Consumer Data Protection is changing.
The changes will have massive effects on the travel industry’s marketing and with only 8 months to go until law, 5 of those months ( Jan – May) are usually travel businesses busiest and so there has never been a better time to start to get organised.
Read our easy access guide to GDPR to help you get started and if you require further information or guidance please do contact us.
Understanding in your travel business
The EU General Data Protection Regulation (GDPR) is the biggest shake up to Data Protection in the UK ever and takes precedence over the Data Protection Act of 1998 that you are almost certainly ( or should be) registered for.
As a Travel Agent or Tour Operator you MUST be prepared and be able to comply with the new regulations by May 2018. This regulation applies to you because you hold data about identifiable persons (including your staff as well as clients)
The regulation changes the way that you can collect, process and secure data about your clients, potential clients, staff and suppliers.

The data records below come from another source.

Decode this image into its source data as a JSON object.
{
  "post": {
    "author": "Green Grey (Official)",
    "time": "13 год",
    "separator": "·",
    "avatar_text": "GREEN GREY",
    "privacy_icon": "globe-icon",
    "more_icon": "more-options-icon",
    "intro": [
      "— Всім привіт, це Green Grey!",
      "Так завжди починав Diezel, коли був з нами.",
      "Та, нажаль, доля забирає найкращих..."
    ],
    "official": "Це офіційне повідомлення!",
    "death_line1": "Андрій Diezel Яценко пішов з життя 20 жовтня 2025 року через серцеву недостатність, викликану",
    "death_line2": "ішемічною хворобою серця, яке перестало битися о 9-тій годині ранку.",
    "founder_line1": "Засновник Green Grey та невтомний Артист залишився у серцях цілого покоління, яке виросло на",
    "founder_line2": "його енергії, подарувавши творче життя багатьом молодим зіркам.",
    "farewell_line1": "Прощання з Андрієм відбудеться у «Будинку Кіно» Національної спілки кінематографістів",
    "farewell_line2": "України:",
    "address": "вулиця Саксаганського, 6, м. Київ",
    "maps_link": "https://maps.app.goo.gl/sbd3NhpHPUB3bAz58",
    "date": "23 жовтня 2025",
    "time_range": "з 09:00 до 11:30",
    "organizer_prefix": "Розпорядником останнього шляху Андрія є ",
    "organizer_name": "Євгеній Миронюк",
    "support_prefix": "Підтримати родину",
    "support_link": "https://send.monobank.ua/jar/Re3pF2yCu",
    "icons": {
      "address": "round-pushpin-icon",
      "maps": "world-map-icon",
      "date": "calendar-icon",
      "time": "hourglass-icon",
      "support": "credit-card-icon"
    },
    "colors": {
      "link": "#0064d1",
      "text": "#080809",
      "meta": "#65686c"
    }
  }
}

In its essence, GDPR is aimed at giving individuals rights over the data that companies can hold on them and use for marketing. It is aimed at stopping the current form of ‘hiding’ what companies do with data in lengthy privacy statements ( think of the last time you read an Apple privacy notice when setting up a new phone). So as an individual this is a good piece of legislation. For businesses, it could be a bit of a headache.

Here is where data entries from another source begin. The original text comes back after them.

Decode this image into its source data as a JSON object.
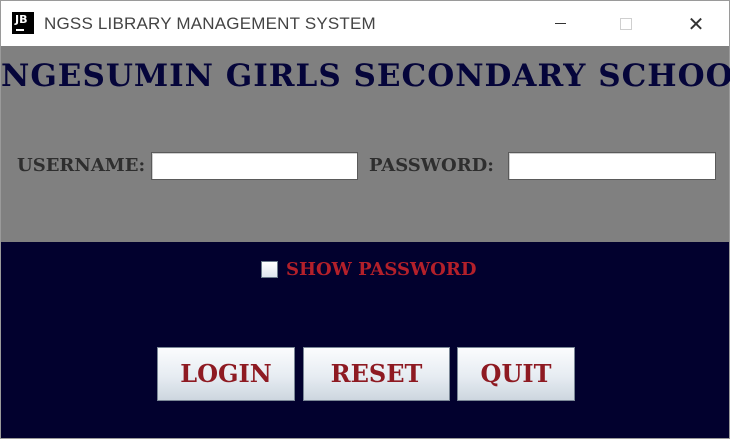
{
  "window": {
    "icon_text": "JB",
    "title": "NGSS LIBRARY MANAGEMENT SYSTEM",
    "controls": [
      "minimize-icon",
      "maximize-icon",
      "close-icon"
    ],
    "close_glyph": "✕"
  },
  "header": {
    "school_name": "NGESUMIN GIRLS SECONDARY SCHOOL"
  },
  "form": {
    "username_label": "USERNAME:",
    "username_value": "",
    "password_label": "PASSWORD:",
    "password_value": "",
    "show_password_label": "SHOW PASSWORD",
    "show_password_checked": false
  },
  "buttons": {
    "login": "LOGIN",
    "reset": "RESET",
    "quit": "QUIT"
  },
  "colors": {
    "top_panel": "#808080",
    "bottom_panel": "#02012e",
    "title_text": "#05053a",
    "accent_red": "#b3202a"
  }
}
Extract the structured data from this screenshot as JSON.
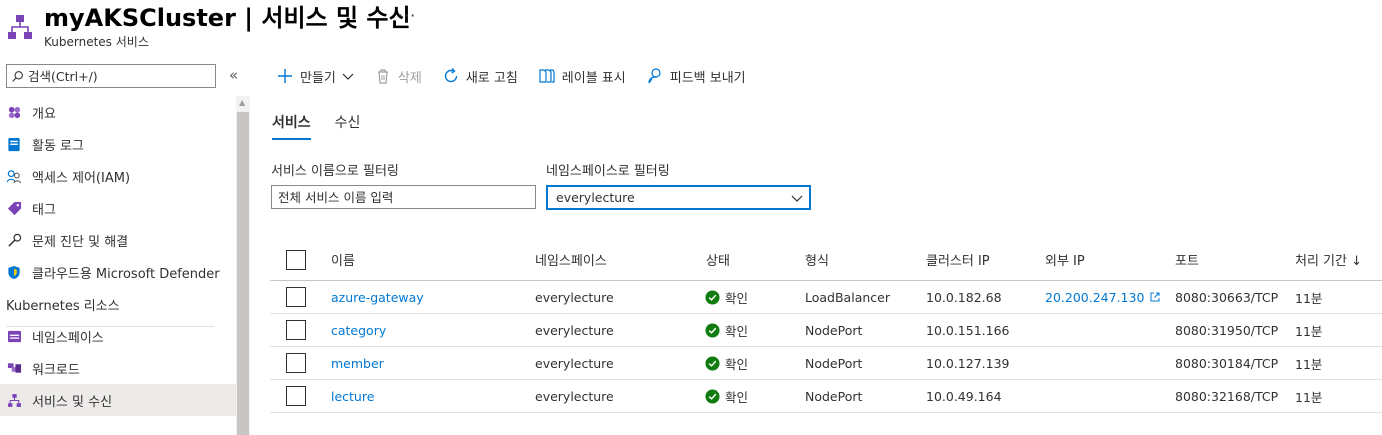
{
  "header": {
    "title": "myAKSCluster | 서비스 및 수신",
    "subtitle": "Kubernetes 서비스",
    "more": "···"
  },
  "sidebar": {
    "search_placeholder": "검색(Ctrl+/)",
    "collapse": "«",
    "items": [
      {
        "label": "개요",
        "icon": "overview-icon"
      },
      {
        "label": "활동 로그",
        "icon": "activity-log-icon"
      },
      {
        "label": "액세스 제어(IAM)",
        "icon": "iam-icon"
      },
      {
        "label": "태그",
        "icon": "tag-icon"
      },
      {
        "label": "문제 진단 및 해결",
        "icon": "wrench-icon"
      },
      {
        "label": "클라우드용 Microsoft Defender",
        "icon": "shield-icon"
      }
    ],
    "section_title": "Kubernetes 리소스",
    "k8s_items": [
      {
        "label": "네임스페이스",
        "icon": "namespace-icon"
      },
      {
        "label": "워크로드",
        "icon": "workload-icon"
      },
      {
        "label": "서비스 및 수신",
        "icon": "services-icon",
        "selected": true
      }
    ]
  },
  "toolbar": {
    "create": "만들기",
    "delete": "삭제",
    "refresh": "새로 고침",
    "show_labels": "레이블 표시",
    "feedback": "피드백 보내기"
  },
  "tabs": [
    {
      "label": "서비스",
      "active": true
    },
    {
      "label": "수신",
      "active": false
    }
  ],
  "filters": {
    "service_label": "서비스 이름으로 필터링",
    "service_placeholder": "전체 서비스 이름 입력",
    "namespace_label": "네임스페이스로 필터링",
    "namespace_value": "everylecture"
  },
  "table": {
    "columns": [
      "이름",
      "네임스페이스",
      "상태",
      "형식",
      "클러스터 IP",
      "외부 IP",
      "포트",
      "처리 기간 ↓"
    ],
    "rows": [
      {
        "name": "azure-gateway",
        "namespace": "everylecture",
        "status": "확인",
        "type": "LoadBalancer",
        "cluster_ip": "10.0.182.68",
        "external_ip": "20.200.247.130",
        "ports": "8080:30663/TCP",
        "age": "11분"
      },
      {
        "name": "category",
        "namespace": "everylecture",
        "status": "확인",
        "type": "NodePort",
        "cluster_ip": "10.0.151.166",
        "external_ip": "",
        "ports": "8080:31950/TCP",
        "age": "11분"
      },
      {
        "name": "member",
        "namespace": "everylecture",
        "status": "확인",
        "type": "NodePort",
        "cluster_ip": "10.0.127.139",
        "external_ip": "",
        "ports": "8080:30184/TCP",
        "age": "11분"
      },
      {
        "name": "lecture",
        "namespace": "everylecture",
        "status": "확인",
        "type": "NodePort",
        "cluster_ip": "10.0.49.164",
        "external_ip": "",
        "ports": "8080:32168/TCP",
        "age": "11분"
      }
    ]
  },
  "colors": {
    "accent": "#0078d4",
    "status_ok": "#107c10",
    "resource_icon": "#7a43b6"
  }
}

This is not something you can avoid. It will be the law and so you MUST COMPLY.
You have until May 2018 to comply. If you don’t then you could face massive fines which are potentially business destroying
A Level 1 breach could incur a fine of up to €10,000,000 or 2% of global annual turnover, and a Level 2 breach can be a fine of up to €20,000,000 (£17,000,000) or 4% of global annual turnover, whichever is the greater.
The EU document is around 200 pages long. There are some summary definitions that everyone who runs a company will be expected to know and understand in order to manage their compliance. If you understand the terms below, then it will help you when deciding on a plan to become compliant with the Regulation.
PERSONAL DATA – Name, email address, telephone number etc. You store this data in booking systems, CRM systems, Email Systems, Quote Systems, Filing Cabinets, Mobile Phones, Email lists etc. It covers any identifying information.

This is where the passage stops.